Ramblings of an aging IT geek
← Ramblings of an aging IT geek
gamedev

reliable doesn't mean what you think in unreal

Why a Reliable Multicast RPC in Unreal flooded the network and dropped, and how the reliable channel actually behaves under load.

A monitor showing a game engine viewport

I spent an evening convinced Unreal's replication was broken. It wasn't. I just didn't understand what Reliable promised, and the word did a lot of quiet damage.

The setup was simple. A weapon fired, and I wanted every client to see the muzzle flash and play the sound. So I marked the RPC Reliable and NetMulticast, because of course I want it to be reliable, who wouldn't. Under light testing it was perfect. Under a stress test with a few players spraying full-auto, flashes started arriving late, in bursts, and occasionally the server logged that the reliable buffer had overflowed and it was closing the connection. Closing the connection! For a muzzle flash.

Here is the bit that catches everyone. Unreal has a fixed-size reliable buffer per connection, RELIABLE_BUFFER, 256 entries by default. Reliable RPCs are queued in order and must be acknowledged. If you generate them faster than they can be drained, the buffer fills, and rather than silently drop a reliable message (which would violate the reliability contract), the engine considers the connection broken and kicks it. So "reliable" doesn't mean "best effort, just try harder". It means "guaranteed in order, or the connection dies trying".

// What I had.
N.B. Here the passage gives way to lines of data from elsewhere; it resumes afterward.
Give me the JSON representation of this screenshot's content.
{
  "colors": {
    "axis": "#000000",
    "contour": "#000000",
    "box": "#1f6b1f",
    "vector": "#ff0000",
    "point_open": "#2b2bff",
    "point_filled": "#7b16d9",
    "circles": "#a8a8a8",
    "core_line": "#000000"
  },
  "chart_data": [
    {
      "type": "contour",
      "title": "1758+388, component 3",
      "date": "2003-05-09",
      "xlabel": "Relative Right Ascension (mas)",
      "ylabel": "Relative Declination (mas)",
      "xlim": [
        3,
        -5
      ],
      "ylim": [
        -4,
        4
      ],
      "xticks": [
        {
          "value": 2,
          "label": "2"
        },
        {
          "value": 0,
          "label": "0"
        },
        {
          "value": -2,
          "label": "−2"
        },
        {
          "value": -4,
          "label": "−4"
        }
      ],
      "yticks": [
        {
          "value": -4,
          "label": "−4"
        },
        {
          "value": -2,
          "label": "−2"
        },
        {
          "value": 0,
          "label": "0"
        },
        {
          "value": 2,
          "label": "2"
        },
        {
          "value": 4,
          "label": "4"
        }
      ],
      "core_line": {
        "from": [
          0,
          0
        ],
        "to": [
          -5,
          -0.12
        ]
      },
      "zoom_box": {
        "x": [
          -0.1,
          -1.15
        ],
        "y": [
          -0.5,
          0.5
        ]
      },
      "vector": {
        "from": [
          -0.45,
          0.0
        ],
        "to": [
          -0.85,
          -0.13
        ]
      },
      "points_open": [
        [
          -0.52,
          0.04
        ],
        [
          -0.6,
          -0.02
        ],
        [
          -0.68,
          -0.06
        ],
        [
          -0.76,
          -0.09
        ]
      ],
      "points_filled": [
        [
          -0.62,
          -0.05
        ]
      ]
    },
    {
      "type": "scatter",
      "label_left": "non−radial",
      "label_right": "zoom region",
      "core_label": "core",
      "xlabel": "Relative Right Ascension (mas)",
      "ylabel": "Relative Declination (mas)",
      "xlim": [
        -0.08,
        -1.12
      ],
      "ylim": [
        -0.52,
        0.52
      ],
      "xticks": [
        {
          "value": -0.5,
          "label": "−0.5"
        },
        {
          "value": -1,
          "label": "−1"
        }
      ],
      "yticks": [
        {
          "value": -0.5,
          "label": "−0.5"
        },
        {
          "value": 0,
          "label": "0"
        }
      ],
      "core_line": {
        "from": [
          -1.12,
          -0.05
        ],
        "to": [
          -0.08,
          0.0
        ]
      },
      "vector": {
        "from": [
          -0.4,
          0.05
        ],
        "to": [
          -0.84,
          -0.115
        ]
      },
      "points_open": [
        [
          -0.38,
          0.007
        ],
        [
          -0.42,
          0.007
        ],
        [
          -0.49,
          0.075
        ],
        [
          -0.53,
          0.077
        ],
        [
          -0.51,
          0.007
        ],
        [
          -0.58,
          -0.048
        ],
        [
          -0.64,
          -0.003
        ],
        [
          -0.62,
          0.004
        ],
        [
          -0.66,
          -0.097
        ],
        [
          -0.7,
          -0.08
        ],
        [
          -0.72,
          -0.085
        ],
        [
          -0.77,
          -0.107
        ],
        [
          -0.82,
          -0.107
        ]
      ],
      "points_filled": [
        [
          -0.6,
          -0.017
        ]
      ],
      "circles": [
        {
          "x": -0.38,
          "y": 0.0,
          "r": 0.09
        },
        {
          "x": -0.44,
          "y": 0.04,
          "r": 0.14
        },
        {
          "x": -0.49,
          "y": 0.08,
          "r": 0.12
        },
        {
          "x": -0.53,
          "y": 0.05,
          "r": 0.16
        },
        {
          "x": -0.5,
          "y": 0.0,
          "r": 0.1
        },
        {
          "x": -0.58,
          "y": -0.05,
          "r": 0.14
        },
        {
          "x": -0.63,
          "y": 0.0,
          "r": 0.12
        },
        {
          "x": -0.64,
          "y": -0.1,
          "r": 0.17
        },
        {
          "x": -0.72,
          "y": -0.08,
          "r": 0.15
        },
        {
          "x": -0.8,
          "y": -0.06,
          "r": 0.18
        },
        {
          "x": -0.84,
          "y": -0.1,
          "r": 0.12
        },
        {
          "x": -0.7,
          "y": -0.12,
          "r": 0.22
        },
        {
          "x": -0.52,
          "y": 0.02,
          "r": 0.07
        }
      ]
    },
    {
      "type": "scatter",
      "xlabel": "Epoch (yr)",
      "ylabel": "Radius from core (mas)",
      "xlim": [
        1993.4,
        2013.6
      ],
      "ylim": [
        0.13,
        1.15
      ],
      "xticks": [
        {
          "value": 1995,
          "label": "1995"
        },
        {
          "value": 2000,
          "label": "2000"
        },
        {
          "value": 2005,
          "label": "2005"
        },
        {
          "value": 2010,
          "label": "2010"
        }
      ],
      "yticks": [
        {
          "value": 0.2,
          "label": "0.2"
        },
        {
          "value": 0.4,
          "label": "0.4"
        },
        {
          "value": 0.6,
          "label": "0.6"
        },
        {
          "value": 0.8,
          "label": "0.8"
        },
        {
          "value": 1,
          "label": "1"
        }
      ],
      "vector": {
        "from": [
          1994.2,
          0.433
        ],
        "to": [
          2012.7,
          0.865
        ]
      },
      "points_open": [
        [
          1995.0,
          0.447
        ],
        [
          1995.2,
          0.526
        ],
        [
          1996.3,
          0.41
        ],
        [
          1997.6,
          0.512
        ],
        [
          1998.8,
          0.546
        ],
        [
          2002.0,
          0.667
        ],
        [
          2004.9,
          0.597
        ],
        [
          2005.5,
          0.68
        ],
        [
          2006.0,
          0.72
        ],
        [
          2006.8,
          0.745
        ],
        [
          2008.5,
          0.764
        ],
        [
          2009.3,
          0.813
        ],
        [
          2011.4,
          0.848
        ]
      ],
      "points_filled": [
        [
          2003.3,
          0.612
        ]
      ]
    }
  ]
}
Looks innocent.
UFUNCTION(NetMulticast, Reliable)
void Multicast_Fire();

// What it should have been.
UFUNCTION(NetMulticast, Unreliable)
void Multicast_Fire();

The flash is a cosmetic, fire-and-forget event. If one of forty rounds doesn't render its flash, nobody notices, and nobody should pay for it with a guaranteed, acknowledged, buffered delivery. Cosmetic, high-frequency events want Unreliable. Reliable is for things where missing one breaks game state: a death, a round-end, picking up an objective. Things that happen a handful of times, not sixty times a second.

A close-up of replication code on screen

There's a second footgun layered on top. NetMulticast reliable RPCs are particularly nasty because the cost scales with the number of connections. One client firing turns into N reliable messages, one per other client, each consuming a buffer slot on its connection. So the failure is non-linear: fine at two players, ugly at eight, connection-killing at sixteen.

The general rule I settled on: reliability is a budget, not a default. Spend it on state that must converge, and let the eye-candy ride unreliable. If you genuinely need a cosmetic event to be slightly more robust, the better tool is replicating a property and reacting to its change with RepNotify, which gives you eventual consistency without queuing a message per occurrence. Late joiners get the current value for free, which a one-shot multicast never would have given them anyway.

I now treat Reliable on a multicast the way I treat sudo: occasionally exactly what I want, and worth a second of thought every single time.